O Silvério teve o riso superior de quem habita regiões civilizadas e bem providas.

— Então não havia de haver? Pois há um boticário, em Guiães, lá quase ao pé da casa aqui do nosso amigo. E homem entendido… o Firmino, hem, sr. Fernandes? Homem capaz. Médico é o dr. Avelino, daqui a légua e meia, nas Bolsas. Mas já Vossa Excelência vê, esta gentinha é pobre!… Tomaram eles para pão, quanto mais para remédios!

E de novo se estabeleceu um silêncio, sob o alpendre, onde penetrava a friagem crescente da serra encharcada. Para além do rio, a prometedora claridade não se alargara entre as duas espessas cortinas pardacentas. No campo, em declive diante de nós, ia um longo correr de ribeiros barrentos. Eu terminara por me sentar na ponta de um madeiro, enervado, já com a fome aguçada pela manhã agreste. E Jacinto, na borda do carro, com os pés no ar, cofiava os bigodes húmidos, palpava a face, onde, com espanto meu, reaparecera a sombra, a sombra triste dos dias passados, a sombra do 202!

E, então, surdiu por trás da parede do alpendre um rapazito, muito rotinho, muito magrinho, com uma carita miúda, toda amarela sob a porcaria, e onde dois grandes olhos pretos se arregalavam para nós, com vago pasmo e vago medo. Silvério imediatamente o conheceu.

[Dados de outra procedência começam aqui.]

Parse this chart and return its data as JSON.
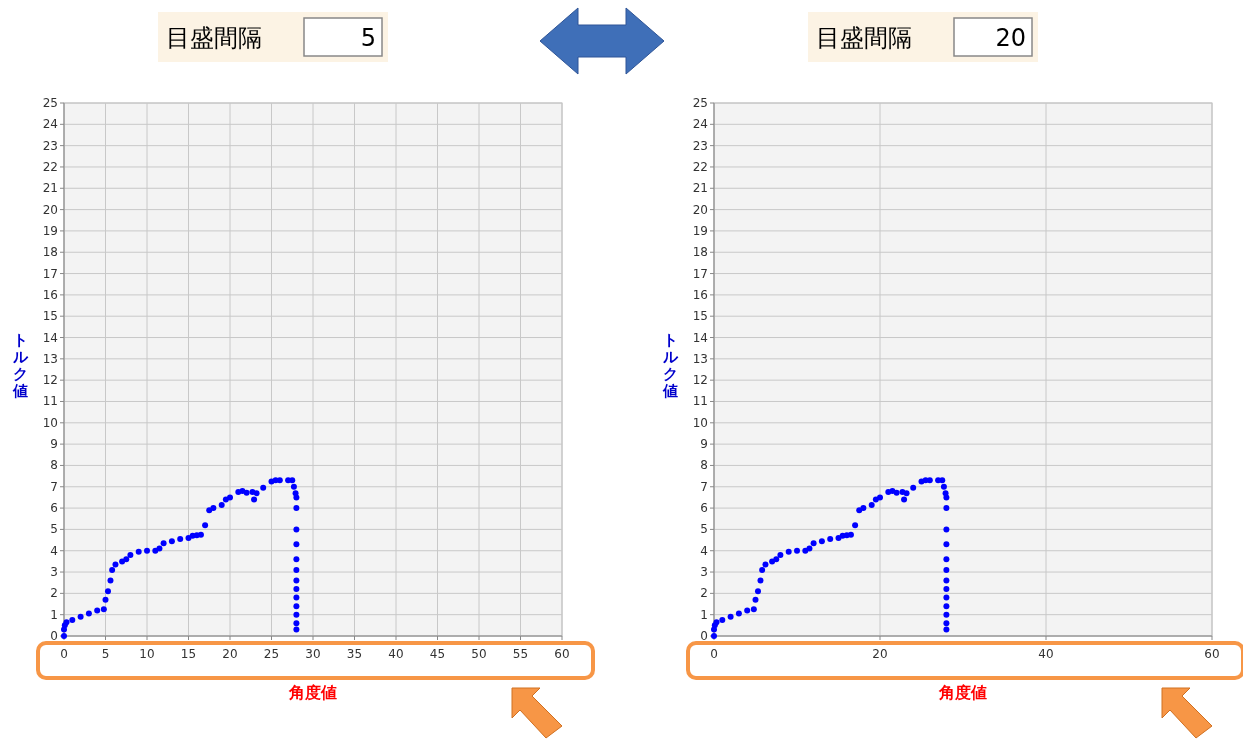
{
  "chart_data": [
    {
      "type": "scatter",
      "title": "目盛間隔",
      "annotations": [
        "5"
      ],
      "xlabel": "角度値",
      "ylabel": "トルク値",
      "xlim": [
        0,
        60
      ],
      "xticks": [
        0,
        5,
        10,
        15,
        20,
        25,
        30,
        35,
        40,
        45,
        50,
        55,
        60
      ],
      "ylim": [
        0,
        25
      ],
      "yticks": [
        0,
        1,
        2,
        3,
        4,
        5,
        6,
        7,
        8,
        9,
        10,
        11,
        12,
        13,
        14,
        15,
        16,
        17,
        18,
        19,
        20,
        21,
        22,
        23,
        24,
        25
      ],
      "grid": true,
      "marker": "circle",
      "series": [
        {
          "color": "#0000ff",
          "x": [
            0,
            0,
            0.1,
            0.3,
            1,
            2,
            3,
            4,
            4.8,
            5,
            5.3,
            5.6,
            5.8,
            6.2,
            7,
            7.5,
            8,
            9,
            10,
            11,
            11.5,
            12,
            13,
            14,
            15,
            15.5,
            16,
            16.5,
            17,
            17.5,
            18,
            19,
            19.5,
            20,
            21,
            21.5,
            22,
            22.7,
            22.9,
            23.2,
            24,
            25,
            25.5,
            26,
            27,
            27.5,
            27.7,
            27.9,
            28,
            28,
            28,
            28,
            28,
            28,
            28,
            28,
            28,
            28,
            28,
            28,
            28
          ],
          "values": [
            0,
            0.3,
            0.5,
            0.65,
            0.75,
            0.9,
            1.05,
            1.2,
            1.25,
            1.7,
            2.1,
            2.6,
            3.1,
            3.35,
            3.5,
            3.6,
            3.8,
            3.95,
            4,
            4,
            4.1,
            4.35,
            4.45,
            4.55,
            4.6,
            4.7,
            4.72,
            4.75,
            5.2,
            5.9,
            6,
            6.15,
            6.4,
            6.5,
            6.75,
            6.8,
            6.72,
            6.75,
            6.4,
            6.7,
            6.95,
            7.25,
            7.3,
            7.3,
            7.3,
            7.3,
            7,
            6.7,
            6.5,
            6,
            5,
            4.3,
            3.6,
            3.1,
            2.6,
            2.2,
            1.8,
            1.4,
            1,
            0.6,
            0.3
          ]
        }
      ]
    },
    {
      "type": "scatter",
      "title": "目盛間隔",
      "annotations": [
        "20"
      ],
      "xlabel": "角度値",
      "ylabel": "トルク値",
      "xlim": [
        0,
        60
      ],
      "xticks": [
        0,
        20,
        40,
        60
      ],
      "ylim": [
        0,
        25
      ],
      "yticks": [
        0,
        1,
        2,
        3,
        4,
        5,
        6,
        7,
        8,
        9,
        10,
        11,
        12,
        13,
        14,
        15,
        16,
        17,
        18,
        19,
        20,
        21,
        22,
        23,
        24,
        25
      ],
      "grid": true,
      "marker": "circle",
      "series": [
        {
          "color": "#0000ff",
          "x": [
            0,
            0,
            0.1,
            0.3,
            1,
            2,
            3,
            4,
            4.8,
            5,
            5.3,
            5.6,
            5.8,
            6.2,
            7,
            7.5,
            8,
            9,
            10,
            11,
            11.5,
            12,
            13,
            14,
            15,
            15.5,
            16,
            16.5,
            17,
            17.5,
            18,
            19,
            19.5,
            20,
            21,
            21.5,
            22,
            22.7,
            22.9,
            23.2,
            24,
            25,
            25.5,
            26,
            27,
            27.5,
            27.7,
            27.9,
            28,
            28,
            28,
            28,
            28,
            28,
            28,
            28,
            28,
            28,
            28,
            28,
            28
          ],
          "values": [
            0,
            0.3,
            0.5,
            0.65,
            0.75,
            0.9,
            1.05,
            1.2,
            1.25,
            1.7,
            2.1,
            2.6,
            3.1,
            3.35,
            3.5,
            3.6,
            3.8,
            3.95,
            4,
            4,
            4.1,
            4.35,
            4.45,
            4.55,
            4.6,
            4.7,
            4.72,
            4.75,
            5.2,
            5.9,
            6,
            6.15,
            6.4,
            6.5,
            6.75,
            6.8,
            6.72,
            6.75,
            6.4,
            6.7,
            6.95,
            7.25,
            7.3,
            7.3,
            7.3,
            7.3,
            7,
            6.7,
            6.5,
            6,
            5,
            4.3,
            3.6,
            3.1,
            2.6,
            2.2,
            1.8,
            1.4,
            1,
            0.6,
            0.3
          ]
        }
      ]
    }
  ]
}
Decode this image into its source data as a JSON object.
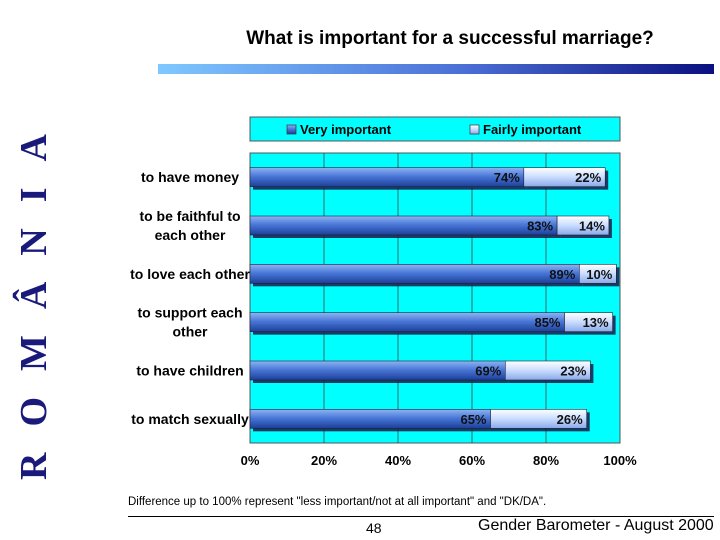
{
  "side_title": "ROMÂNIA",
  "footnote": "Difference up to 100% represent \"less important/not at all important\" and \"DK/DA\".",
  "page_number": "48",
  "footer_source": "Gender Barometer - August 2000",
  "colors": {
    "plot_background": "#00ffff",
    "very_important": "#4a78d8",
    "fairly_important": "#c9dcff",
    "side_title": "#1a1a7a"
  },
  "chart_data": {
    "type": "bar",
    "orientation": "horizontal",
    "stacked": true,
    "title": "What is important for a successful marriage?",
    "categories": [
      [
        "to have money"
      ],
      [
        "to be faithful to",
        "each other"
      ],
      [
        "to love each other"
      ],
      [
        "to support each",
        "other"
      ],
      [
        "to have children"
      ],
      [
        "to match sexually"
      ]
    ],
    "series": [
      {
        "name": "Very important",
        "values": [
          74,
          83,
          89,
          85,
          69,
          65
        ],
        "labels": [
          "74%",
          "83%",
          "89%",
          "85%",
          "69%",
          "65%"
        ]
      },
      {
        "name": "Fairly important",
        "values": [
          22,
          14,
          10,
          13,
          23,
          26
        ],
        "labels": [
          "22%",
          "14%",
          "10%",
          "13%",
          "23%",
          "26%"
        ]
      }
    ],
    "xlim": [
      0,
      100
    ],
    "xticks": [
      "0%",
      "20%",
      "40%",
      "60%",
      "80%",
      "100%"
    ],
    "legend_position": "top",
    "grid": "vertical"
  }
}
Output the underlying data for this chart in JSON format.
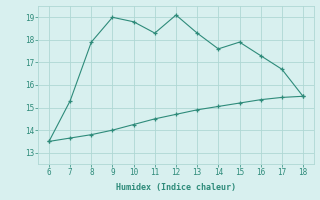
{
  "xlabel": "Humidex (Indice chaleur)",
  "line1_x": [
    6,
    7,
    8,
    9,
    10,
    11,
    12,
    13,
    14,
    15,
    16,
    17,
    18
  ],
  "line1_y": [
    13.5,
    15.3,
    17.9,
    19.0,
    18.8,
    18.3,
    19.1,
    18.3,
    17.6,
    17.9,
    17.3,
    16.7,
    15.5
  ],
  "line2_x": [
    6,
    7,
    8,
    9,
    10,
    11,
    12,
    13,
    14,
    15,
    16,
    17,
    18
  ],
  "line2_y": [
    13.5,
    13.65,
    13.8,
    14.0,
    14.25,
    14.5,
    14.7,
    14.9,
    15.05,
    15.2,
    15.35,
    15.45,
    15.5
  ],
  "line_color": "#2e8b7a",
  "bg_color": "#d8f0ef",
  "grid_color": "#afd8d4",
  "xlim": [
    5.5,
    18.5
  ],
  "ylim": [
    12.5,
    19.5
  ],
  "xticks": [
    6,
    7,
    8,
    9,
    10,
    11,
    12,
    13,
    14,
    15,
    16,
    17,
    18
  ],
  "yticks": [
    13,
    14,
    15,
    16,
    17,
    18,
    19
  ]
}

— Como vai a tua mãe? Escusas de te chegar para cá, deixa-te estar aí. Eu ouço bem. Como vai a tua mãe?

Não percebi o que os pobres beicitos descorados murmuraram. Mas Jacinto, interessado:

— Que diz ele? Deixe vir o rapaz! Quem é a tua mãe?

Foi o Silvério que informou respeitosamente:

— É a tal mulher que está doente, a mulher do Esgueira, ali do casal da figueira. E ainda tem outro abaixo deste… Filharada não lhe falta.*

— Mas este pequeno também parece doente! — exclamou Jacinto. — Coitadito, tão amarelo… Tu também estás doente?

O rapazito emudecera, chupando o dedo, com os tristes olhos pasmados. E o Silvério sorria, com bondade:

— Nada, este é sãozinho… Coitado, assim amarelito e enfezadito porque… Que quer Vossa Excelência? Mal comido, muita miséria… Quando há o bocadito de pão aquilo é para o rancho. Muita fomezinha, muita fomezinha.

Jacinto pulou bruscamente da borda do carro.

— Fome? Então ele tem fome? Mas há aqui fome?

Os seus olhos rebrilhavam, num espanto comovido, em que pediam, ora a mim, ora ao Silvério, a confirmação desta miséria insuspeitada. E fui eu que esclareci o meu Príncipe:

— Está claro que há fome, homem! Tu imaginavas que o Paraíso se tinha perpetuado aqui nas serras, sem trabalho e sem miséria… Em toda a parte há pobres, mesmo na Austrália, nas minas de ouro. Onde há trabalho há proletariado, seja em Paris, seja no Douro…

O meu Príncipe teve um gesto, de aflita impaciência:

— Eu não quero saber o que há no Douro. O que eu pergunto é se aqui, em Tormes, na minha quinta, dentro destes campos que são meus, há gente que trabalhe para mim, e que tenha fome, e criancinhas, como esta, esfomeadas? É o que eu quero saber.

O Silvério sorria, respeitosamente, ante aquela cândida ignorância das realidades da serra:

— Pois está bem de ver, meu senhor, que há aqui na quinta caseiros que são muito pobrinhos — quase todos. Isso vai por aí uma miséria, que se não fosse alguma ajuda que se lhes dá, nem eu sei… Este Esgueira, com o rancho de filhos, é uma desgraça… Havia Vossa Excelência de ver as casitas em que eles vivem… São chiqueiros. A do Esgueira, acolá, ao pé da figueira.